ASIC has made changes to the ePayments Code following its interim review and industry consultation..
What is the ePayments Code?
The ePayments Code is a voluntary code of practice that regulates electronic payments. It applies to electronic transactions (eg. ATM, EFTPOS, credit and debit card transactions, online payments, and internet and mobile banking) by an individual who holds or uses certain facilities.
Subscribers must provide certain information to holders and users of payment facilities and follow specified processes in relation to unauthorised transactions, mistaken internet payments and complaints.
On 2 June 2022, ASIC modified the ePayments Code so that it now covers payments made using the New Payments Platform. It also made a number of other changes in relation to compliance monitoring and data collection, mistaken internet payments, unauthorised transactions, complaints handling and facility expiry dates.
The changes follow the release of ASIC Report 718: Response to submissions on CP 341 Review of the ePayments Code: Further consultation (REP 718) on 7 March 2022. ASIC noted in REP 718 that its aim was to address in the interim some of the key issues arising from stakeholders' submissions, ahead of further work to produce a mandatory Code.
Some of the more notable changes include:
Compliance monitoring and data collection
- the obligation on subscribers to report annually to ASIC on unauthorised transactions has been removed;
- ASIC’s power to monitor and obtain information from subscribers has been expanded. ASIC may now conduct targeted surveillance of any ‘matters relevant to subscribers’ activities relating to electronic payments’.

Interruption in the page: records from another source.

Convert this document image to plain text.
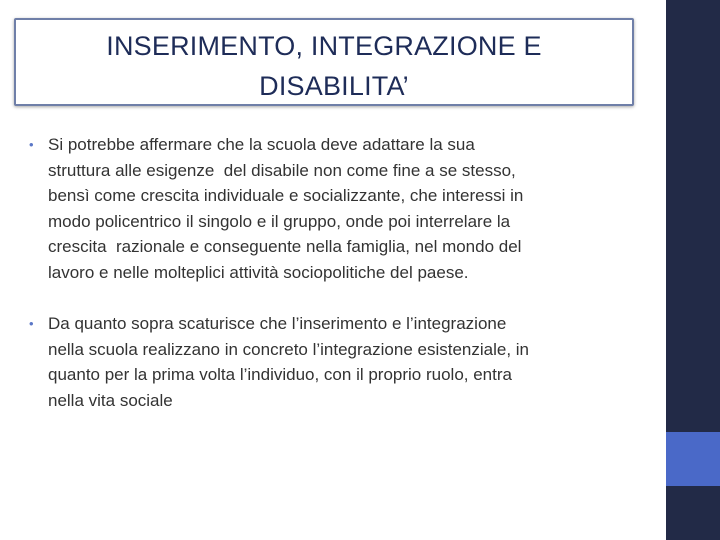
INSERIMENTO, INTEGRAZIONE E
DISABILITA’
• Si potrebbe affermare che la scuola deve adattare la sua
struttura alle esigenze  del disabile non come fine a se stesso,
bensì come crescita individuale e socializzante, che interessi in
modo policentrico il singolo e il gruppo, onde poi interrelare la
crescita  razionale e conseguente nella famiglia, nel mondo del
lavoro e nelle molteplici attività sociopolitiche del paese.
• Da quanto sopra scaturisce che l’inserimento e l’integrazione
nella scuola realizzano in concreto l’integrazione esistenziale, in
quanto per la prima volta l’individuo, con il proprio ruolo, entra
nella vita sociale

Mistaken internet payments
- the definition of "mistaken internet payment" is now accompanied by a note which seeks to clarify that it is not intended to cover situations in which the user transfers funds to a recipient as a result of a scam;
- if a sending ADI is satisfied that a mistaken internet payment has occurred, it must send a request for the return of funds as soon as reasonably possible and no later than 5 business days from the time of the user's report; and
- both the sending ADI and the receiving ADI must keep records demonstrating the steps they took to comply with the mistaken internet payment obligations of the Code.
- it has been clarified that an unauthorised transaction occurs only where a third party has made the transaction without the consumer's consent, not where the consumer has made the transaction themselves. These updates clarify the liability of subscribers and account holders or users for unauthorised third party activity on their accounts;
- it has been clarified that the Code provisions dealing with the allocation of liability apply in addition to any other processes or rights available through a card scheme's chargeback rules.
When do the changes take effect?
The transition period for the updated Code started on 2 June 2022. Subscribers must comply with it by 2 June 2023.